THE GALLERIST MARIE-ROBIN

Crédit : Tavan Esmaili
The gallerist Marie-Robin, in symbiosis with Architecture, Geometry, and Color: Marie-Robin, the passion for discovery.
Coming from a family of winemakers from the Corbières, nothing suggested that Marie-Robin would pursue a career in art.
However, after winning a drawing contest in Monaco at just 12 years old, her parents agreed that she could pursue a baccalaureate in "A7 Plastic Arts" and Industrial Design.
With her diploma in hand, she enrolled in a pottery workshop in Saint-Paul-de-Vence, a village located a few kilometers from Nice. It was there that she had an encounter that would change her life: meeting César and Arman.
It was there that she discovered the profession of a gallerist…
A decisive step for the rest of her career, as César the sculptor, noticing her passion for art, encouraged her to attend the Met de Penninghen workshop in Paris (ESAG).
Not far from this workshop, she would regularly visit the Denise René Gallery on Boulevard Saint-Germain. Like this gallery, "which had the ability to resist the effects of trends, financial flows, or the media buzz that accompany them," Marie-Robin traces her path as a gallerist...
But before that, Marie-Robin went to Milan to enrich her artistic knowledge. There, she discovered the treasures of classical art, the vitality of contemporary art galleries, and met the Memphis group, an Italian design and architecture movement that was highly influential in the 1980s.
Upon her return in 1984, Marie-Robin opened her first art and design publishing gallery in Paris, across from the Beaubourg Center. Saddened by the disappearance, one by one, of her businesses—suppliers of French craft trades!

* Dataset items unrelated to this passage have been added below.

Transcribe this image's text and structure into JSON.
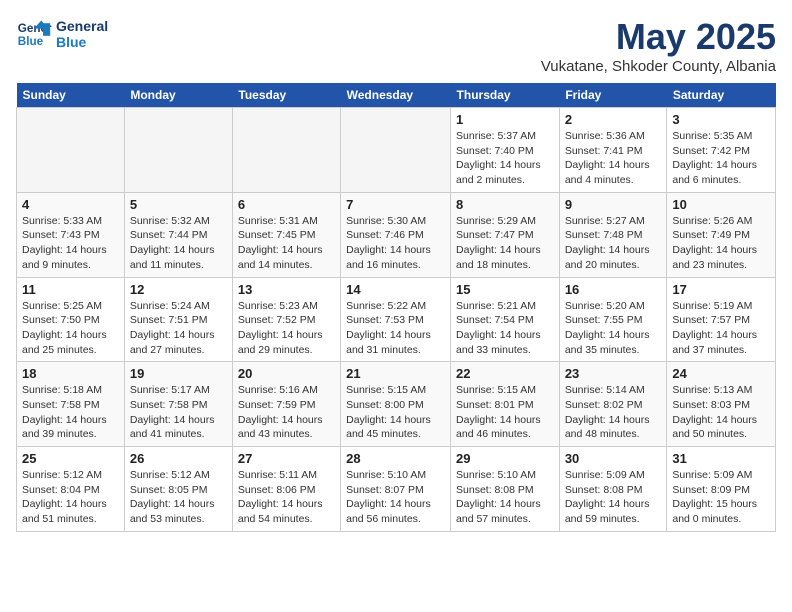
{
  "header": {
    "logo_line1": "General",
    "logo_line2": "Blue",
    "month": "May 2025",
    "location": "Vukatane, Shkoder County, Albania"
  },
  "days_of_week": [
    "Sunday",
    "Monday",
    "Tuesday",
    "Wednesday",
    "Thursday",
    "Friday",
    "Saturday"
  ],
  "weeks": [
    [
      {
        "day": "",
        "empty": true
      },
      {
        "day": "",
        "empty": true
      },
      {
        "day": "",
        "empty": true
      },
      {
        "day": "",
        "empty": true
      },
      {
        "day": "1",
        "sunrise": "5:37 AM",
        "sunset": "7:40 PM",
        "daylight": "14 hours and 2 minutes."
      },
      {
        "day": "2",
        "sunrise": "5:36 AM",
        "sunset": "7:41 PM",
        "daylight": "14 hours and 4 minutes."
      },
      {
        "day": "3",
        "sunrise": "5:35 AM",
        "sunset": "7:42 PM",
        "daylight": "14 hours and 6 minutes."
      }
    ],
    [
      {
        "day": "4",
        "sunrise": "5:33 AM",
        "sunset": "7:43 PM",
        "daylight": "14 hours and 9 minutes."
      },
      {
        "day": "5",
        "sunrise": "5:32 AM",
        "sunset": "7:44 PM",
        "daylight": "14 hours and 11 minutes."
      },
      {
        "day": "6",
        "sunrise": "5:31 AM",
        "sunset": "7:45 PM",
        "daylight": "14 hours and 14 minutes."
      },
      {
        "day": "7",
        "sunrise": "5:30 AM",
        "sunset": "7:46 PM",
        "daylight": "14 hours and 16 minutes."
      },
      {
        "day": "8",
        "sunrise": "5:29 AM",
        "sunset": "7:47 PM",
        "daylight": "14 hours and 18 minutes."
      },
      {
        "day": "9",
        "sunrise": "5:27 AM",
        "sunset": "7:48 PM",
        "daylight": "14 hours and 20 minutes."
      },
      {
        "day": "10",
        "sunrise": "5:26 AM",
        "sunset": "7:49 PM",
        "daylight": "14 hours and 23 minutes."
      }
    ],
    [
      {
        "day": "11",
        "sunrise": "5:25 AM",
        "sunset": "7:50 PM",
        "daylight": "14 hours and 25 minutes."
      },
      {
        "day": "12",
        "sunrise": "5:24 AM",
        "sunset": "7:51 PM",
        "daylight": "14 hours and 27 minutes."
      },
      {
        "day": "13",
        "sunrise": "5:23 AM",
        "sunset": "7:52 PM",
        "daylight": "14 hours and 29 minutes."
      },
      {
        "day": "14",
        "sunrise": "5:22 AM",
        "sunset": "7:53 PM",
        "daylight": "14 hours and 31 minutes."
      },
      {
        "day": "15",
        "sunrise": "5:21 AM",
        "sunset": "7:54 PM",
        "daylight": "14 hours and 33 minutes."
      },
      {
        "day": "16",
        "sunrise": "5:20 AM",
        "sunset": "7:55 PM",
        "daylight": "14 hours and 35 minutes."
      },
      {
        "day": "17",
        "sunrise": "5:19 AM",
        "sunset": "7:57 PM",
        "daylight": "14 hours and 37 minutes."
      }
    ],
    [
      {
        "day": "18",
        "sunrise": "5:18 AM",
        "sunset": "7:58 PM",
        "daylight": "14 hours and 39 minutes."
      },
      {
        "day": "19",
        "sunrise": "5:17 AM",
        "sunset": "7:58 PM",
        "daylight": "14 hours and 41 minutes."
      },
      {
        "day": "20",
        "sunrise": "5:16 AM",
        "sunset": "7:59 PM",
        "daylight": "14 hours and 43 minutes."
      },
      {
        "day": "21",
        "sunrise": "5:15 AM",
        "sunset": "8:00 PM",
        "daylight": "14 hours and 45 minutes."
      },
      {
        "day": "22",
        "sunrise": "5:15 AM",
        "sunset": "8:01 PM",
        "daylight": "14 hours and 46 minutes."
      },
      {
        "day": "23",
        "sunrise": "5:14 AM",
        "sunset": "8:02 PM",
        "daylight": "14 hours and 48 minutes."
      },
      {
        "day": "24",
        "sunrise": "5:13 AM",
        "sunset": "8:03 PM",
        "daylight": "14 hours and 50 minutes."
      }
    ],
    [
      {
        "day": "25",
        "sunrise": "5:12 AM",
        "sunset": "8:04 PM",
        "daylight": "14 hours and 51 minutes."
      },
      {
        "day": "26",
        "sunrise": "5:12 AM",
        "sunset": "8:05 PM",
        "daylight": "14 hours and 53 minutes."
      },
      {
        "day": "27",
        "sunrise": "5:11 AM",
        "sunset": "8:06 PM",
        "daylight": "14 hours and 54 minutes."
      },
      {
        "day": "28",
        "sunrise": "5:10 AM",
        "sunset": "8:07 PM",
        "daylight": "14 hours and 56 minutes."
      },
      {
        "day": "29",
        "sunrise": "5:10 AM",
        "sunset": "8:08 PM",
        "daylight": "14 hours and 57 minutes."
      },
      {
        "day": "30",
        "sunrise": "5:09 AM",
        "sunset": "8:08 PM",
        "daylight": "14 hours and 59 minutes."
      },
      {
        "day": "31",
        "sunrise": "5:09 AM",
        "sunset": "8:09 PM",
        "daylight": "15 hours and 0 minutes."
      }
    ]
  ]
}
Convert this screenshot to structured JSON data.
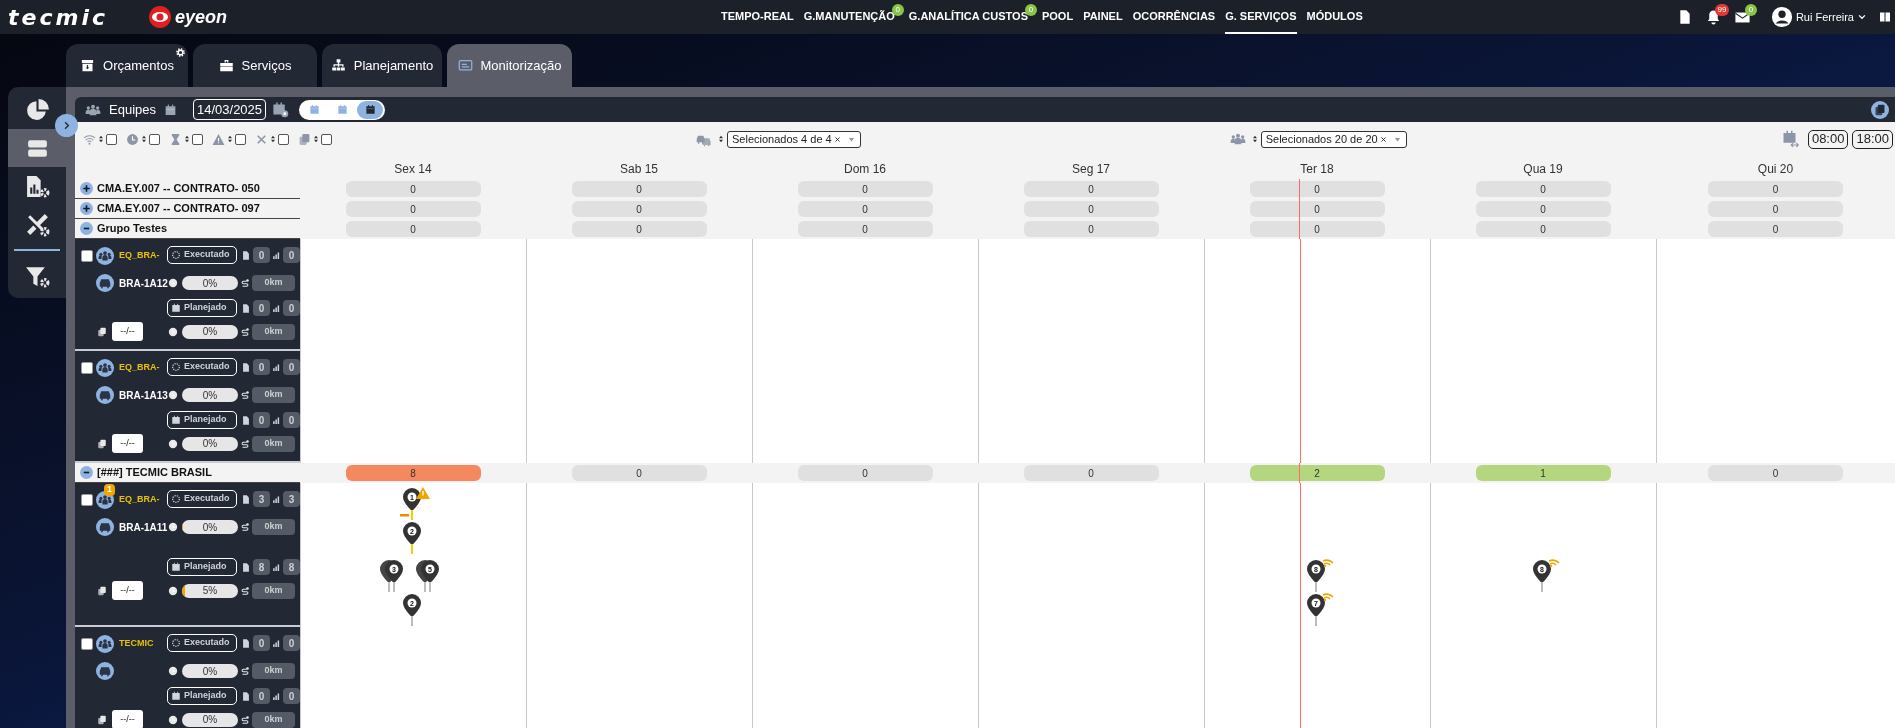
{
  "header": {
    "logo_primary": "tecmic",
    "logo_secondary": "eyeon",
    "nav": [
      {
        "label": "TEMPO-REAL",
        "selected": false
      },
      {
        "label": "G.MANUTENÇÃO",
        "selected": false,
        "badge": "0"
      },
      {
        "label": "G.ANALÍTICA CUSTOS",
        "selected": false,
        "badge": "0"
      },
      {
        "label": "POOL",
        "selected": false
      },
      {
        "label": "PAINEL",
        "selected": false
      },
      {
        "label": "OCORRÊNCIAS",
        "selected": false
      },
      {
        "label": "G. SERVIÇOS",
        "selected": true
      },
      {
        "label": "MÓDULOS",
        "selected": false
      }
    ],
    "notifications": "99",
    "messages": "0",
    "user": "Rui Ferreira"
  },
  "tabs": [
    {
      "label": "Orçamentos",
      "kind": "budget",
      "selected": false,
      "settings": true
    },
    {
      "label": "Serviços",
      "kind": "services",
      "selected": false,
      "settings": false
    },
    {
      "label": "Planejamento",
      "kind": "planning",
      "selected": false,
      "settings": false
    },
    {
      "label": "Monitorização",
      "kind": "monitor",
      "selected": true,
      "settings": false
    }
  ],
  "sidebar": {
    "items": [
      {
        "kind": "pie",
        "selected": false
      },
      {
        "kind": "server",
        "selected": true
      },
      {
        "kind": "report",
        "selected": false
      },
      {
        "kind": "tools",
        "selected": false
      },
      {
        "kind": "filter",
        "selected": false
      }
    ]
  },
  "toolbar": {
    "label": "Equipes",
    "date": "14/03/2025",
    "views": [
      {
        "selected": false
      },
      {
        "selected": false
      },
      {
        "selected": true
      }
    ]
  },
  "filters": [
    {
      "kind": "wifi",
      "checked": false
    },
    {
      "kind": "clock",
      "checked": false
    },
    {
      "kind": "hourglass",
      "checked": false
    },
    {
      "kind": "warning",
      "checked": false
    },
    {
      "kind": "close",
      "checked": false
    },
    {
      "kind": "copy",
      "checked": false
    }
  ],
  "vehicle_select": "Selecionados 4 de 4",
  "team_select": "Selecionados 20 de 20",
  "shift_start": "08:00",
  "shift_end": "18:00",
  "days": [
    "Sex 14",
    "Sab 15",
    "Dom 16",
    "Seg 17",
    "Ter 18",
    "Qua 19",
    "Qui 20"
  ],
  "groups": [
    {
      "label": "CMA.EY.007 -- CONTRATO- 050",
      "expanded": false,
      "counts": [
        {
          "value": "0",
          "color": "#e0e0e0",
          "now": false
        },
        {
          "value": "0",
          "color": "#e0e0e0",
          "now": false
        },
        {
          "value": "0",
          "color": "#e0e0e0",
          "now": false
        },
        {
          "value": "0",
          "color": "#e0e0e0",
          "now": false
        },
        {
          "value": "0",
          "color": "#e0e0e0",
          "now": true
        },
        {
          "value": "0",
          "color": "#e0e0e0",
          "now": false
        },
        {
          "value": "0",
          "color": "#e0e0e0",
          "now": false
        }
      ]
    },
    {
      "label": "CMA.EY.007 -- CONTRATO- 097",
      "expanded": false,
      "counts": [
        {
          "value": "0",
          "color": "#e0e0e0",
          "now": false
        },
        {
          "value": "0",
          "color": "#e0e0e0",
          "now": false
        },
        {
          "value": "0",
          "color": "#e0e0e0",
          "now": false
        },
        {
          "value": "0",
          "color": "#e0e0e0",
          "now": false
        },
        {
          "value": "0",
          "color": "#e0e0e0",
          "now": true
        },
        {
          "value": "0",
          "color": "#e0e0e0",
          "now": false
        },
        {
          "value": "0",
          "color": "#e0e0e0",
          "now": false
        }
      ]
    },
    {
      "label": "Grupo Testes",
      "expanded": true,
      "counts": [
        {
          "value": "0",
          "color": "#e0e0e0",
          "now": false
        },
        {
          "value": "0",
          "color": "#e0e0e0",
          "now": false
        },
        {
          "value": "0",
          "color": "#e0e0e0",
          "now": false
        },
        {
          "value": "0",
          "color": "#e0e0e0",
          "now": false
        },
        {
          "value": "0",
          "color": "#e0e0e0",
          "now": true
        },
        {
          "value": "0",
          "color": "#e0e0e0",
          "now": false
        },
        {
          "value": "0",
          "color": "#e0e0e0",
          "now": false
        }
      ],
      "teams": [
        {
          "name": "EQ_BRA-",
          "plate": "BRA-1A12",
          "checked": false,
          "date": "--/--",
          "executed": {
            "label": "Executado",
            "docs": "0",
            "stops": "0",
            "progress": "0%",
            "level": 0,
            "distance": "0km"
          },
          "planned": {
            "label": "Planejado",
            "docs": "0",
            "stops": "0",
            "progress": "0%",
            "level": 0,
            "distance": "0km"
          },
          "days": [
            {
              "now": false
            },
            {
              "now": false
            },
            {
              "now": false
            },
            {
              "now": false
            },
            {
              "now": true
            },
            {
              "now": false
            },
            {
              "now": false
            }
          ]
        },
        {
          "name": "EQ_BRA-",
          "plate": "BRA-1A13",
          "checked": false,
          "date": "--/--",
          "executed": {
            "label": "Executado",
            "docs": "0",
            "stops": "0",
            "progress": "0%",
            "level": 0,
            "distance": "0km"
          },
          "planned": {
            "label": "Planejado",
            "docs": "0",
            "stops": "0",
            "progress": "0%",
            "level": 0,
            "distance": "0km"
          },
          "days": [
            {
              "now": false
            },
            {
              "now": false
            },
            {
              "now": false
            },
            {
              "now": false
            },
            {
              "now": true
            },
            {
              "now": false
            },
            {
              "now": false
            }
          ]
        }
      ]
    },
    {
      "label": "[###] TECMIC BRASIL",
      "expanded": true,
      "counts": [
        {
          "value": "8",
          "color": "#f4895f",
          "now": false
        },
        {
          "value": "0",
          "color": "#e0e0e0",
          "now": false
        },
        {
          "value": "0",
          "color": "#e0e0e0",
          "now": false
        },
        {
          "value": "0",
          "color": "#e0e0e0",
          "now": false
        },
        {
          "value": "2",
          "color": "#b3d67f",
          "now": true
        },
        {
          "value": "1",
          "color": "#b3d67f",
          "now": false
        },
        {
          "value": "0",
          "color": "#e0e0e0",
          "now": false
        }
      ],
      "teams": [
        {
          "name": "EQ_BRA-",
          "plate": "BRA-1A11",
          "badge": "1",
          "checked": false,
          "date": "--/--",
          "executed": {
            "label": "Executado",
            "docs": "3",
            "stops": "3",
            "progress": "0%",
            "level": 0.02,
            "distance": "0km"
          },
          "planned": {
            "label": "Planejado",
            "docs": "8",
            "stops": "8",
            "progress": "5%",
            "level": 0.05,
            "distance": "0km"
          },
          "days": [
            {
              "now": false,
              "executed": [
                {
                  "pins": [
                    {
                      "label": "1",
                      "warning": true,
                      "signal": false,
                      "stacked": false
                    }
                  ]
                },
                {
                  "pins": [
                    {
                      "label": "2",
                      "warning": false,
                      "signal": false,
                      "stacked": false
                    }
                  ]
                }
              ],
              "planned": [
                {
                  "pins": [
                    {
                      "label": "3",
                      "warning": false,
                      "signal": false,
                      "stacked": true
                    },
                    {
                      "label": "5",
                      "warning": false,
                      "signal": false,
                      "stacked": true
                    }
                  ]
                },
                {
                  "pins": [
                    {
                      "label": "2",
                      "warning": false,
                      "signal": false,
                      "stacked": false
                    }
                  ]
                }
              ]
            },
            {
              "now": false
            },
            {
              "now": false
            },
            {
              "now": false
            },
            {
              "now": true,
              "planned": [
                {
                  "pins": [
                    {
                      "label": "8",
                      "warning": false,
                      "signal": true,
                      "stacked": false
                    }
                  ]
                },
                {
                  "pins": [
                    {
                      "label": "7",
                      "warning": false,
                      "signal": true,
                      "stacked": false
                    }
                  ]
                }
              ]
            },
            {
              "now": false,
              "planned": [
                {
                  "pins": [
                    {
                      "label": "8",
                      "warning": false,
                      "signal": true,
                      "stacked": false
                    }
                  ]
                }
              ]
            },
            {
              "now": false
            }
          ]
        },
        {
          "name": "TECMIC",
          "checked": false,
          "date": "--/--",
          "executed": {
            "label": "Executado",
            "docs": "0",
            "stops": "0",
            "progress": "0%",
            "level": 0,
            "distance": "0km"
          },
          "planned": {
            "label": "Planejado",
            "docs": "0",
            "stops": "0",
            "progress": "0%",
            "level": 0,
            "distance": "0km"
          },
          "days": [
            {
              "now": false
            },
            {
              "now": false
            },
            {
              "now": false
            },
            {
              "now": false
            },
            {
              "now": true
            },
            {
              "now": false
            },
            {
              "now": false
            }
          ]
        }
      ]
    }
  ]
}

She set up her gallery on Rue de Montmorency, at the heart of the creative Marais, and decided to focus on contemporary art, particularly minimalist art, concrete art, kinetic art, constructed and geometric abstraction, as well as movements related to architecture or science. She notably presented Esther Hess, an artist now recognized for her work, who follows in the tradition of artists and theorists advocating for the erasure of boundaries between applied arts and fine arts, as well as Francine Holley, a pioneer of abstract art in the 1950s.
"I chose an atypical location to present the works both in a traditional gallery space facing the street, and in a more intimate passageway resembling an apartment, extending into a Parisian garden with a greenhouse. This allows me to show how to live with the works and bring them into resonance with everyday life," she explains.
Marie-Robin supports emerging but promising artists, or those who are not yet represented in France, even though some are already recognized in the United States, London, Germany, Eastern Europe, or Scandinavia.